SIKATNEWS.id | Sejumlah aspirasi yang disampaikan oleh masyarakat Rempang saat bertemu Menteri Investasi Bahlil Lahadalia beberapa waktu yang lalu telah diakomodir oleh pemerintah.

Hal ini diputuskan dalam rapat terbatas di Istana Negara bersama Presiden Joko Widodo dan rapat koordinasi percepatan pengembangan investasi ramah lingkungan pulau rempang di Kementrian Investasi, Senin (25/9/2023).

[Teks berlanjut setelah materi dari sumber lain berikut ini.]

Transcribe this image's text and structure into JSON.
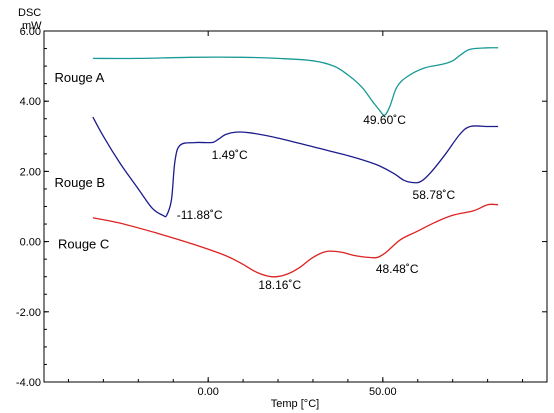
{
  "chart_data": {
    "type": "line",
    "title": "",
    "ylabel_line1": "DSC",
    "ylabel_line2": "mW",
    "xlabel": "Temp [°C]",
    "xlim": [
      -47,
      97
    ],
    "ylim": [
      -4.0,
      6.0
    ],
    "x_ticks": [
      0,
      50
    ],
    "x_tick_labels": [
      "0.00",
      "50.00"
    ],
    "y_ticks": [
      6,
      4,
      2,
      0,
      -2,
      -4
    ],
    "y_tick_labels": [
      "6.00",
      "4.00",
      "2.00",
      "0.00",
      "-2.00",
      "-4.00"
    ],
    "series": [
      {
        "name": "Rouge A",
        "color": "#1a9a96",
        "label_pos": [
          -44,
          4.55
        ],
        "points": [
          [
            -33,
            5.22
          ],
          [
            -20,
            5.22
          ],
          [
            -5,
            5.25
          ],
          [
            10,
            5.25
          ],
          [
            20,
            5.22
          ],
          [
            30,
            5.15
          ],
          [
            36,
            5.0
          ],
          [
            40,
            4.75
          ],
          [
            44,
            4.4
          ],
          [
            47,
            4.0
          ],
          [
            49,
            3.75
          ],
          [
            50.5,
            3.6
          ],
          [
            52,
            3.85
          ],
          [
            54,
            4.4
          ],
          [
            57,
            4.7
          ],
          [
            62,
            4.95
          ],
          [
            67,
            5.05
          ],
          [
            70,
            5.15
          ],
          [
            72,
            5.3
          ],
          [
            75,
            5.48
          ],
          [
            80,
            5.52
          ],
          [
            83,
            5.52
          ]
        ]
      },
      {
        "name": "Rouge B",
        "color": "#1c1c8c",
        "label_pos": [
          -44,
          1.55
        ],
        "points": [
          [
            -33,
            3.55
          ],
          [
            -30,
            3.0
          ],
          [
            -25,
            2.2
          ],
          [
            -20,
            1.5
          ],
          [
            -16,
            0.95
          ],
          [
            -13,
            0.75
          ],
          [
            -11.88,
            0.75
          ],
          [
            -10.5,
            1.2
          ],
          [
            -9.5,
            2.3
          ],
          [
            -8,
            2.75
          ],
          [
            -4,
            2.82
          ],
          [
            0,
            2.82
          ],
          [
            1.5,
            2.83
          ],
          [
            3,
            2.92
          ],
          [
            5,
            3.05
          ],
          [
            8,
            3.12
          ],
          [
            12,
            3.1
          ],
          [
            20,
            2.95
          ],
          [
            30,
            2.7
          ],
          [
            40,
            2.45
          ],
          [
            48,
            2.2
          ],
          [
            53,
            1.95
          ],
          [
            56,
            1.75
          ],
          [
            58.78,
            1.68
          ],
          [
            61,
            1.72
          ],
          [
            64,
            2.0
          ],
          [
            68,
            2.5
          ],
          [
            72,
            3.05
          ],
          [
            75,
            3.28
          ],
          [
            80,
            3.28
          ],
          [
            83,
            3.28
          ]
        ]
      },
      {
        "name": "Rouge C",
        "color": "#dd2222",
        "label_pos": [
          -43,
          -0.2
        ],
        "points": [
          [
            -33,
            0.68
          ],
          [
            -25,
            0.52
          ],
          [
            -15,
            0.25
          ],
          [
            -5,
            -0.05
          ],
          [
            5,
            -0.4
          ],
          [
            10,
            -0.65
          ],
          [
            14,
            -0.88
          ],
          [
            18.16,
            -1.0
          ],
          [
            22,
            -0.95
          ],
          [
            26,
            -0.75
          ],
          [
            30,
            -0.45
          ],
          [
            34,
            -0.28
          ],
          [
            38,
            -0.3
          ],
          [
            42,
            -0.4
          ],
          [
            46,
            -0.45
          ],
          [
            48.48,
            -0.45
          ],
          [
            51,
            -0.3
          ],
          [
            55,
            0.05
          ],
          [
            60,
            0.3
          ],
          [
            65,
            0.55
          ],
          [
            70,
            0.75
          ],
          [
            76,
            0.88
          ],
          [
            80,
            1.05
          ],
          [
            83,
            1.05
          ]
        ]
      }
    ],
    "annotations": [
      {
        "text": "49.60˚C",
        "x": 50.5,
        "y": 3.35,
        "anchor": "middle",
        "color": "#000000"
      },
      {
        "text": "1.49˚C",
        "x": 1.0,
        "y": 2.35,
        "anchor": "start",
        "color": "#000000"
      },
      {
        "text": "-11.88˚C",
        "x": -9.0,
        "y": 0.65,
        "anchor": "start",
        "color": "#000000"
      },
      {
        "text": "58.78˚C",
        "x": 58.5,
        "y": 1.22,
        "anchor": "start",
        "color": "#000000"
      },
      {
        "text": "18.16˚C",
        "x": 20.5,
        "y": -1.35,
        "anchor": "middle",
        "color": "#000000"
      },
      {
        "text": "48.48˚C",
        "x": 48.0,
        "y": -0.9,
        "anchor": "start",
        "color": "#000000"
      }
    ],
    "axis_color": "#000000",
    "plot_border": true,
    "grid": false
  }
}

Bahlil mengatakan, ada sejumlah aspirasi yang disampaikan oleh tokoh masyarakat kepadanya pada 17 September lalu, dan aspirasi yang disampaikan kepada Kepala BP Batam, Muhammad Rudi saat bertemu dengan warga pada 21 September.

“Dari pertemuan itu, saya kemudian banyak mendapat masukan masukan,” buka Mentri Bahlil.

Pemerintah Akomodir Aspirasi dari Masyarakat Rempang

Ia menjelaskan, masyarakat tidak mau untuk dilakukan pergeseran ke Dapur 3 Sijantung. Sehingga mereka meminta untuk digeser, masih di wilayah Rempang, yaitu di Tanjung Banun.

Selain itu, mereka juga meminta seluruh makam leluhur yang ada di Pulau Rempang tidak dilakukan pergeseran. Makam para leluhur, nantinya akan dilakukan pemagaran. Sehingga, masyarakat yang hendak berziarah dapat dengan nyaman.

Selanjutnya, menyangkut dengan kompensasi kepada masyarakat, pemerintah akan memberikan lahan maksimal seluas 500 meter persegi. Dimana untuk lahan tersebut, akan diberikan sertifikat hak milik.